Monday, January 31, 2011
Saturday, January 29, 2011
A neat site with a Flash GA algorithm. Some thoughts.
Box2d seems to be AS v3 and thus probably not compatible with Ming. Darn. So doing this easy in Declarative seems to be out. (Update: maybe not!)
The GA is irritating. Watching this, I'm thinking that first of all, always throwing the old generation away is a mistake. You get close to a good solution then you lose it. Some ways around that would be to keep the old generation around; good solutions stay there until something manages to beat them. You could vary the mutation rate according to how stagnant the solution pool seems. A larger population than 20 might be more resilient to loss, as well.
Friday, January 28, 2011
Gotta implement this one day. Article on kuro5hin.
Leading to Learn Prolog Now.
I'd much rather have some really core stuff available in pure Perl that "does Prolog" - with the option to offload a large system into actual Prolog as necessary.
Update March 9, 2011: Kind of like AI::Prolog, for example. Oh, CPAN, is there nothing you can't find for me? Ah, yes, grist for the AI::Declarative mill....
Thursday, January 27, 2011
It ain't hard. It could be a combination of Wx::Declarative and WWW::Declarative, plus some rules - the whole thing is already practically a declarative task right from the get-go.
OK, so where I want to go with Startup::Declarative is to paint a picture of an entire business, then allow the script to suggest things that have to be found out, planned, done, etc. Business processes, in other words.

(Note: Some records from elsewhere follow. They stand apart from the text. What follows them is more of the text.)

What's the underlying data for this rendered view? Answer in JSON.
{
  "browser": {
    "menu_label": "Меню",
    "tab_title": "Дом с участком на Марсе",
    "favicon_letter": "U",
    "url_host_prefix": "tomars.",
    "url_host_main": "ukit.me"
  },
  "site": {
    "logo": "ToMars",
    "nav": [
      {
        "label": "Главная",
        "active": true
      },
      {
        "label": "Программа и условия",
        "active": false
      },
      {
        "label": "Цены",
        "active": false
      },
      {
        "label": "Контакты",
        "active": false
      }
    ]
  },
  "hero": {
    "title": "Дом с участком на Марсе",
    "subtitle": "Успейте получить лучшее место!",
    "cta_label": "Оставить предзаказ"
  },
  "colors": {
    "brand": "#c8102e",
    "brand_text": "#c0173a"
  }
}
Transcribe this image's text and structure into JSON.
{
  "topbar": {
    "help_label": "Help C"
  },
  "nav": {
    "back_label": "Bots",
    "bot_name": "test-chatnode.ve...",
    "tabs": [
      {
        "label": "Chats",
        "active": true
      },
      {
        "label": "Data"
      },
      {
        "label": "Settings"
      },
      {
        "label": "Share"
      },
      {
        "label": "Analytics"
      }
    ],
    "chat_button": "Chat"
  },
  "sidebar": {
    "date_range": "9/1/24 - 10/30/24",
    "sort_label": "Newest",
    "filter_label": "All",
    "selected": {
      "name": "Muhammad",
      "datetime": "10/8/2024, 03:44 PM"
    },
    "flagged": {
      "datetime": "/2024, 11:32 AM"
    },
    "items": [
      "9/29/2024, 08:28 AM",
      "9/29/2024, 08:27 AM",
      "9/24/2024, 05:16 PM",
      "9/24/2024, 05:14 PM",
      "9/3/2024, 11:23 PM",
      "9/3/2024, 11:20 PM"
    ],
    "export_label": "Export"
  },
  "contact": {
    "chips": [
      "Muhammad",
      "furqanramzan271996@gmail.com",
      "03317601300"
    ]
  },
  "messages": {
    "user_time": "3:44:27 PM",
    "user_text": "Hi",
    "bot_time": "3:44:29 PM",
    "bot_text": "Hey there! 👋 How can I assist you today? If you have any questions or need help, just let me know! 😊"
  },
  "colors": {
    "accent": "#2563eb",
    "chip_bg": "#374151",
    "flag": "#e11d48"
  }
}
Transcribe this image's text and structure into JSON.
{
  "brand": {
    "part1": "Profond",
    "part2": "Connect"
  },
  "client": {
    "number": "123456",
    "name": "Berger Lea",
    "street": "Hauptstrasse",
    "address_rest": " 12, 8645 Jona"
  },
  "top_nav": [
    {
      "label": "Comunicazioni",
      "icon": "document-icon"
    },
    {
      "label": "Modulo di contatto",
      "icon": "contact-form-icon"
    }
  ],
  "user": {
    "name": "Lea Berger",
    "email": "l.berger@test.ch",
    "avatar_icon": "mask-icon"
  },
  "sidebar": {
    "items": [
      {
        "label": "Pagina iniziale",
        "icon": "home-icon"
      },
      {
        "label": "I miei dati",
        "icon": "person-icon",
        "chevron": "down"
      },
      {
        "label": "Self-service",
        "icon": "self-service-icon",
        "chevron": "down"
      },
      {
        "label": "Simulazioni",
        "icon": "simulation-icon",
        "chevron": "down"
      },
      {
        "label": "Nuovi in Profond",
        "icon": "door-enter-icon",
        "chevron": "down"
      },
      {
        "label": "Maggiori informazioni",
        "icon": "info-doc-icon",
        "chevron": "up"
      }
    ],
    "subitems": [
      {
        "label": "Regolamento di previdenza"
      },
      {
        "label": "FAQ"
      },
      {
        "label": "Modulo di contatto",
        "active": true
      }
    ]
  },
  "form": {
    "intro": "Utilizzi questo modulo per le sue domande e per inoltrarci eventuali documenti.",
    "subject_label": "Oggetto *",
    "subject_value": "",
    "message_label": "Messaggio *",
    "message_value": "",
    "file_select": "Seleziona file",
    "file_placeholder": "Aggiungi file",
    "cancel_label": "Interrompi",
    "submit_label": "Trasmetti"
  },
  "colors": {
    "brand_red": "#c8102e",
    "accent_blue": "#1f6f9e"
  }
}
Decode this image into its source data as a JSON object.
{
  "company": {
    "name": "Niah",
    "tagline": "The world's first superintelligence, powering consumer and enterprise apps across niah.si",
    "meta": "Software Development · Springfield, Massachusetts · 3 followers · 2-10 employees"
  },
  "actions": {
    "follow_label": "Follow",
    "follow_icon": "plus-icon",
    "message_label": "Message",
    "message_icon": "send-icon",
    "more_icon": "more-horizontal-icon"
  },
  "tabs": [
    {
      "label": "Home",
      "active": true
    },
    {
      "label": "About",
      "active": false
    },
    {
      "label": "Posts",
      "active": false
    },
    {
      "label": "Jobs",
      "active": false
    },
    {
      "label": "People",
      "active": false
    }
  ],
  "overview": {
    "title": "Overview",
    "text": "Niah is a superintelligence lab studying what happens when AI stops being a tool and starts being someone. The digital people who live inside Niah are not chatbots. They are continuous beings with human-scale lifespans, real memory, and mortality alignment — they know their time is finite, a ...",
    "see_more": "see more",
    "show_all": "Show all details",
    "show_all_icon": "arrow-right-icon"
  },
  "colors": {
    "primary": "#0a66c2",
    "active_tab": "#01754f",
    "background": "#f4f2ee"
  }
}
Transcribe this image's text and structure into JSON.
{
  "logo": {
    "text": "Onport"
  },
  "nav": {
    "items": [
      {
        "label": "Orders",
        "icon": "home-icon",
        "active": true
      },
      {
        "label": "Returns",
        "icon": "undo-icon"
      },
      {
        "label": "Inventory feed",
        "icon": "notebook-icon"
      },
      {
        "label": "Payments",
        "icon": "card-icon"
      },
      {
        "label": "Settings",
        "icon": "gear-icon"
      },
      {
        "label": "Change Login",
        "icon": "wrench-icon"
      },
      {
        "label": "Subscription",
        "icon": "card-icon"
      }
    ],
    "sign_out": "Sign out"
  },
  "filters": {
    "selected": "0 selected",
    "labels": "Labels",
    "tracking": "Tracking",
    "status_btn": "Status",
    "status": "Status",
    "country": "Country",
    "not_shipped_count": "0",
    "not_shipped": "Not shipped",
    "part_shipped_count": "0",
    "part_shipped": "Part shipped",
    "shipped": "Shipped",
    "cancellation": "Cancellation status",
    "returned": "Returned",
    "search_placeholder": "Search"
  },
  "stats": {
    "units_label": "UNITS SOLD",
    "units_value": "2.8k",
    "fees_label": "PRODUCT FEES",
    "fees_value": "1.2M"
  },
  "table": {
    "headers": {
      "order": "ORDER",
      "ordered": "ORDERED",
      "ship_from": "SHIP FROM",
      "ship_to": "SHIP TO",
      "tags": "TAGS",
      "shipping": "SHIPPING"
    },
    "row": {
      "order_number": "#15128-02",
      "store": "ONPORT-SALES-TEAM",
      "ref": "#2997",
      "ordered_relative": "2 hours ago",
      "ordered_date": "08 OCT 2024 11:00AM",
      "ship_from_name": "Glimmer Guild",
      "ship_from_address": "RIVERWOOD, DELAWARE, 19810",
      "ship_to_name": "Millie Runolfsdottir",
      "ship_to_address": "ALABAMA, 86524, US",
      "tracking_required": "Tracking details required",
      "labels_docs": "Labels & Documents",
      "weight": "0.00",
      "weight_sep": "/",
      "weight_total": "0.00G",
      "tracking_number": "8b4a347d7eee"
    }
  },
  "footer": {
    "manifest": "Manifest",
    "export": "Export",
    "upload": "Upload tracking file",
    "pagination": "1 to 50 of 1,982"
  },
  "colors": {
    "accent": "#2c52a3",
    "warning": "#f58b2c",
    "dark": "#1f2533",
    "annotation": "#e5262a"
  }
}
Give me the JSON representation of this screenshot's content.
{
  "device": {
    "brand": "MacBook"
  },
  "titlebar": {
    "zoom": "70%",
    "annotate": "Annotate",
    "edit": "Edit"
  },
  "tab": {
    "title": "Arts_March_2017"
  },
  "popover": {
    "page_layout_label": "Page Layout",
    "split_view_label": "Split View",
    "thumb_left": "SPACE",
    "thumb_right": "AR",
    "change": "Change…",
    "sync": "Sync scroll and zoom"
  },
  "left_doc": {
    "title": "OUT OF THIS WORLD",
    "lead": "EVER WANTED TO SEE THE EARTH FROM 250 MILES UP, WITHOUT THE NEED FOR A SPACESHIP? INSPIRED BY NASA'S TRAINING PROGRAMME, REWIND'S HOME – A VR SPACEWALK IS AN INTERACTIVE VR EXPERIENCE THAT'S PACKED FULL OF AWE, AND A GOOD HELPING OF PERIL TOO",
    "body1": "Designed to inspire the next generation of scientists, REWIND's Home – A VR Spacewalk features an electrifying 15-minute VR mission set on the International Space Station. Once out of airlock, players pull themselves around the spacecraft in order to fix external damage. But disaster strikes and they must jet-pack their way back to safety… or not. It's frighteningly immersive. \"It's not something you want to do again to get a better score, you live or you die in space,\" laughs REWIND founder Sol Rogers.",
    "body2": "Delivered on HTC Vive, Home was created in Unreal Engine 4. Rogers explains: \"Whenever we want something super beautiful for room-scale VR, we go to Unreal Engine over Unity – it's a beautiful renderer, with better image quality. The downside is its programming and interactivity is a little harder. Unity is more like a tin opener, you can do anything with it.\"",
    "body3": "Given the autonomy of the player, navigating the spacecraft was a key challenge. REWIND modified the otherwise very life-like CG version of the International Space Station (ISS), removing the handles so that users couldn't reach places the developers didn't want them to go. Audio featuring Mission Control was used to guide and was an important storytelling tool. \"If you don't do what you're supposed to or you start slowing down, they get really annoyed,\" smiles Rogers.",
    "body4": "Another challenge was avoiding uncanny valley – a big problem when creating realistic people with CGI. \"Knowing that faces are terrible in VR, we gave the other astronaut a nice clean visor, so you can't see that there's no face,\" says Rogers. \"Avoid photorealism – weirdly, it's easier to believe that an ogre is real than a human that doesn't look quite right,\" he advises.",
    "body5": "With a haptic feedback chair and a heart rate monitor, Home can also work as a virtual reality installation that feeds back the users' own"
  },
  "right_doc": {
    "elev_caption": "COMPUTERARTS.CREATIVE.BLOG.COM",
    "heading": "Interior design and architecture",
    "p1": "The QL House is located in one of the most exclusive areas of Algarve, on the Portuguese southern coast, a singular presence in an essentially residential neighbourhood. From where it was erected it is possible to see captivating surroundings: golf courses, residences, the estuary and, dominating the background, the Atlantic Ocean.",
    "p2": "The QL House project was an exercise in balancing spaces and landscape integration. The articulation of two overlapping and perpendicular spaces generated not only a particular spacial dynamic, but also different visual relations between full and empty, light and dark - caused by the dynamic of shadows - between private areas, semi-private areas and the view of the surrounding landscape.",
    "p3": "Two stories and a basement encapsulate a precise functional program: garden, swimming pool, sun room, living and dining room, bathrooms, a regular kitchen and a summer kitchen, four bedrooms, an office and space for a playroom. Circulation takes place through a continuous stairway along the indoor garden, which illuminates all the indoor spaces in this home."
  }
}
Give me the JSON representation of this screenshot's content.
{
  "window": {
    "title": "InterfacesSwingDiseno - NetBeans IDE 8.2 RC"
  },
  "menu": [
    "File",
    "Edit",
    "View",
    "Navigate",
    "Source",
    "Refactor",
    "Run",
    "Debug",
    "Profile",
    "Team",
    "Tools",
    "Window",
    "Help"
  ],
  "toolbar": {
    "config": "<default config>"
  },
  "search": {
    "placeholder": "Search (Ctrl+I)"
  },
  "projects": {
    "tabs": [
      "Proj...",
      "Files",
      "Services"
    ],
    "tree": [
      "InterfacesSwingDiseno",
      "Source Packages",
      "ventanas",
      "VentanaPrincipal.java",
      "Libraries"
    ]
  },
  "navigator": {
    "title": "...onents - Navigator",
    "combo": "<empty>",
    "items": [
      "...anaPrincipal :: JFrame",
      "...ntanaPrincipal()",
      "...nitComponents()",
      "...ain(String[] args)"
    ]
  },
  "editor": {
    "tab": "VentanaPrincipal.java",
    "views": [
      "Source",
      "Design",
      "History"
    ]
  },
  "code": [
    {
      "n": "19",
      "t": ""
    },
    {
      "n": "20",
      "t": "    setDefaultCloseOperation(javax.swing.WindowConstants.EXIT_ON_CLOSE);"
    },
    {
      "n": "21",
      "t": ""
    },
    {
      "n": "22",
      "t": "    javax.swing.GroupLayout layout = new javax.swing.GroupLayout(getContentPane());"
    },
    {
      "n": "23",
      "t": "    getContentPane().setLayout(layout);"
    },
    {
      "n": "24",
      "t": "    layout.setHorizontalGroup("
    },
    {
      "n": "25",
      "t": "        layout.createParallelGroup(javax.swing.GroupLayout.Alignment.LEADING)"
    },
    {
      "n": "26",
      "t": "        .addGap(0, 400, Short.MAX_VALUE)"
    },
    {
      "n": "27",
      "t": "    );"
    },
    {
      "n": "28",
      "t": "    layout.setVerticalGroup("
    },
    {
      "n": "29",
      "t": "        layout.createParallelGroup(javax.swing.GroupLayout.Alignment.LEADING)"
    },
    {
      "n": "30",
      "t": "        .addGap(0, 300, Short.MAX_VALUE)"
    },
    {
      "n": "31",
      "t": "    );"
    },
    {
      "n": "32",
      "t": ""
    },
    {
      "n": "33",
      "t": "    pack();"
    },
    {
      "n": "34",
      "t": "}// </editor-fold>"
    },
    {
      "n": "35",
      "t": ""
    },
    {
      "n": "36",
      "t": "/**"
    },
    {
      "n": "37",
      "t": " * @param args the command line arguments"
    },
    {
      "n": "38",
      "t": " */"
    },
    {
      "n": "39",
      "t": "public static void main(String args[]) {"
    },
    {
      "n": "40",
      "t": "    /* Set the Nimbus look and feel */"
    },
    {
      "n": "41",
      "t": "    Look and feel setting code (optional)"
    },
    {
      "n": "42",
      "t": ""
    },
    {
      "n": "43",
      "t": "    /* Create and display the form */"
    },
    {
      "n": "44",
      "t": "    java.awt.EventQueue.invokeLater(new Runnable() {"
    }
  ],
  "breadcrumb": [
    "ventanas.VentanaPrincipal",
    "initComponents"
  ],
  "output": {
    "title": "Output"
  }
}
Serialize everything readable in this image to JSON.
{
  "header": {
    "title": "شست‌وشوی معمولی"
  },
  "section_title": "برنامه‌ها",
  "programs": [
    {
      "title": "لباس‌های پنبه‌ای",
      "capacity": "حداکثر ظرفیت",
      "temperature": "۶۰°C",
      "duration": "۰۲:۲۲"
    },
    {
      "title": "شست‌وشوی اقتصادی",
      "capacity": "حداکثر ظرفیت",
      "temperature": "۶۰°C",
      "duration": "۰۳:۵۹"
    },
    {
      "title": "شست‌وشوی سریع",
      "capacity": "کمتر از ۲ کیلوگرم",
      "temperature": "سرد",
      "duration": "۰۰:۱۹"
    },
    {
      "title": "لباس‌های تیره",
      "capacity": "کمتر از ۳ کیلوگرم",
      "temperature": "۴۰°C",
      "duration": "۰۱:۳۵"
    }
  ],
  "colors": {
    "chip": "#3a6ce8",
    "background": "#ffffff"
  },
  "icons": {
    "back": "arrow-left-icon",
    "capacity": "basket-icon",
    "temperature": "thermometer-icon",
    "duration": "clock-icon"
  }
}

To that end: the Process Classification Framework of the APQC. Also, open standards benchmarking assessments. These also suggest a long list of metrics and figures to be collected for a given business.
Startup::Declarative needs to be able to describe systems. The idea of System::Declarative will be to encapsulate a semantic description of various components that fit into a system. It could also define deployment, makefiles, whatever. The semantics of what exactly a "system" is are pretty vague.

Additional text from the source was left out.